In an ideal world, reform would achieve universal coverage in relatively short order--two or three years, the time it would take to put in place the institutional framework for delivering coverage, whether it be public insurance, private insurance, or some combination of the two. But doing that costs a lot of money. I’ve said before reform, done right, would cost more than $1.5 trillion over ten years. (Ideally, it would start to pay for itself not long after that.) But the political environment does not support that. Obama has put just under $1 trillion on the table. And it’s not clear Congress will go even that far. This stinginess is disgraceful, in my view. But it’s also reality.
So what’s the fallback? If you have $1 trillion to spend, how can you spend it? One possibility is to acknowledge that reform this year is merely incremental--to cover kids and maybe some working-age adults, and leave it at that. It’d still be a historic achievement, one that would make life better for millions of Americans--and one on which more expansive reforms could later be built. No liberal in good conscience should shun such an option.
But it’s still possible to spend a $1 trillion a little differently--to set up the institutional framework for reform and then pump money into the system, gradually, so that by some fixed date in the future nearly everybody has insurance. My understanding, like Ezra’s, is that many members of the administration favor this approach. And the bills that have made it through committee so far more or less hit that mark. All of them would take several years to phase in but, by the end, they would have brought insurance to 97 percent of legal residents. (Undocumented workers are another matter, alas.)
The danger is that, in order to squeeze out votes from conservatives skittish about taxes or other revenue sources, Congress pares back the funding even more--that instead of spending around $1 trillion, as these bills would, Congress appropriates even less, forcing even more compromises. But if the trajectory has to change, the destination shouldn’t. Universal coverage within ten years isn’t as good--isn’t nearly as good--as universal coverage within five. But it’s still an important threshold to cross.
Why? Among other things, it establishes a principle that everybody should be guaranteed access to insurance. And if that principle is enshrined in law, it will take an act of Congress to change things--an act we’re not likely to see. The great thing about universal coverage--the element that really spooks Republicans and conservatives, as it famously did in the 1993-94 fight--is that, once established, you can never take it away, precisely because the people cherish it.

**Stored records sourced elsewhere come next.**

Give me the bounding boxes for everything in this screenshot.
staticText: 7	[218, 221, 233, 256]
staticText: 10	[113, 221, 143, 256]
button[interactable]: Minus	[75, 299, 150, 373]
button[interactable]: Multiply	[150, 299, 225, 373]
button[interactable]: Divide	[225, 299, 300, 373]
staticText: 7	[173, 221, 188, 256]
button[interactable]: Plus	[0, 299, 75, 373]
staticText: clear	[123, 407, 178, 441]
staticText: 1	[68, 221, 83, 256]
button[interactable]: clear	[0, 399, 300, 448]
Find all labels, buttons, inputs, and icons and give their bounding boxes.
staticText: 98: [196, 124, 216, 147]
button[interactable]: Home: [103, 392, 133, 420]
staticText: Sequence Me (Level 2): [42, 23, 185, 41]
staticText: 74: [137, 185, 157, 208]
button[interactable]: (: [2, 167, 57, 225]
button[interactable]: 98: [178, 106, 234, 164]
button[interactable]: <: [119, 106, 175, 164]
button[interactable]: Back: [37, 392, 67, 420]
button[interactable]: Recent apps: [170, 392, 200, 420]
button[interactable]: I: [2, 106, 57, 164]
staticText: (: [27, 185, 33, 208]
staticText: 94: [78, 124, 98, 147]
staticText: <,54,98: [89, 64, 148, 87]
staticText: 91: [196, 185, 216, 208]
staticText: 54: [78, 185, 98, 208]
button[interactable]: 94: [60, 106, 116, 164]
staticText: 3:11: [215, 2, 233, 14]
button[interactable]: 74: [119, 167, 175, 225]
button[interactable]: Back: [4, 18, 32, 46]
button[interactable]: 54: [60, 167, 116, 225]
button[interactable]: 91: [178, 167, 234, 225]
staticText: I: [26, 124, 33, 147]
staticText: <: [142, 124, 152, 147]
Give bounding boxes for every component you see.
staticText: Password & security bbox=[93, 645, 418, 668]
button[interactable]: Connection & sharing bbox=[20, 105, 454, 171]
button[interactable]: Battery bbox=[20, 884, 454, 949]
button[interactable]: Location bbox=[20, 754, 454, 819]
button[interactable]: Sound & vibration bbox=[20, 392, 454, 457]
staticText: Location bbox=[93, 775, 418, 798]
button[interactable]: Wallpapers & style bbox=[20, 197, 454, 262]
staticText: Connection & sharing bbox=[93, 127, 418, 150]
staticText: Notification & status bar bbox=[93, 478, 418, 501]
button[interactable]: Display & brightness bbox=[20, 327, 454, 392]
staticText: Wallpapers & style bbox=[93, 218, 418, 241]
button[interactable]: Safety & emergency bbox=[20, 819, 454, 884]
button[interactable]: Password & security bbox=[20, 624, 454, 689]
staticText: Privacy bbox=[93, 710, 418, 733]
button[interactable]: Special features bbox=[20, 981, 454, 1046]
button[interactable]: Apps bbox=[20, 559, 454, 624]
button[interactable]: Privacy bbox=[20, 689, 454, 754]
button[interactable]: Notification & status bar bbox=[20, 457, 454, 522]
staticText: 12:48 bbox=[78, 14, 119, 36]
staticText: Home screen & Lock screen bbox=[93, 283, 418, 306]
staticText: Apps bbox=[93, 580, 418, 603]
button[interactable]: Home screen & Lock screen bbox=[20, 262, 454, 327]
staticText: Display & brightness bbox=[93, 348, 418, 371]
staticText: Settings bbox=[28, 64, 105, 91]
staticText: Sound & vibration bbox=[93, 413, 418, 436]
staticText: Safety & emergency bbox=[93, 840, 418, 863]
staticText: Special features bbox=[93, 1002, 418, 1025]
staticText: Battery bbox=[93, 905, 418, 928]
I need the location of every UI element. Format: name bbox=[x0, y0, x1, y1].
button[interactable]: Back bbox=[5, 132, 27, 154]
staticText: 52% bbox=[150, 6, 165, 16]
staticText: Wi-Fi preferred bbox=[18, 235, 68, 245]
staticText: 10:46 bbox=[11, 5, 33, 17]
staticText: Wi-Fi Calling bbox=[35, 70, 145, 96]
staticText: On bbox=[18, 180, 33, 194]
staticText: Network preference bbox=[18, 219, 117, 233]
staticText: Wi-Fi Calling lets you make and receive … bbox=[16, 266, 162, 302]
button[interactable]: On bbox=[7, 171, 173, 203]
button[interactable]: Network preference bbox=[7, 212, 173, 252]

In the past, Obama has said this principle is important to him. Notwithstanding the consultants' wisdom, his budget promised that health reform would "aim for universality"--specifically, that it would "put the United States on a clear path to cover all Americans." The wording was deliberate and the result of internal debate. It was seen as, and meant to, set a standard--one that might not be met for a long time but one that Obama wanted to meet eventually. It would be good if, tonight, he could reaffirm that commitment--or at least indicate, somehow, that he’s not giving up on it.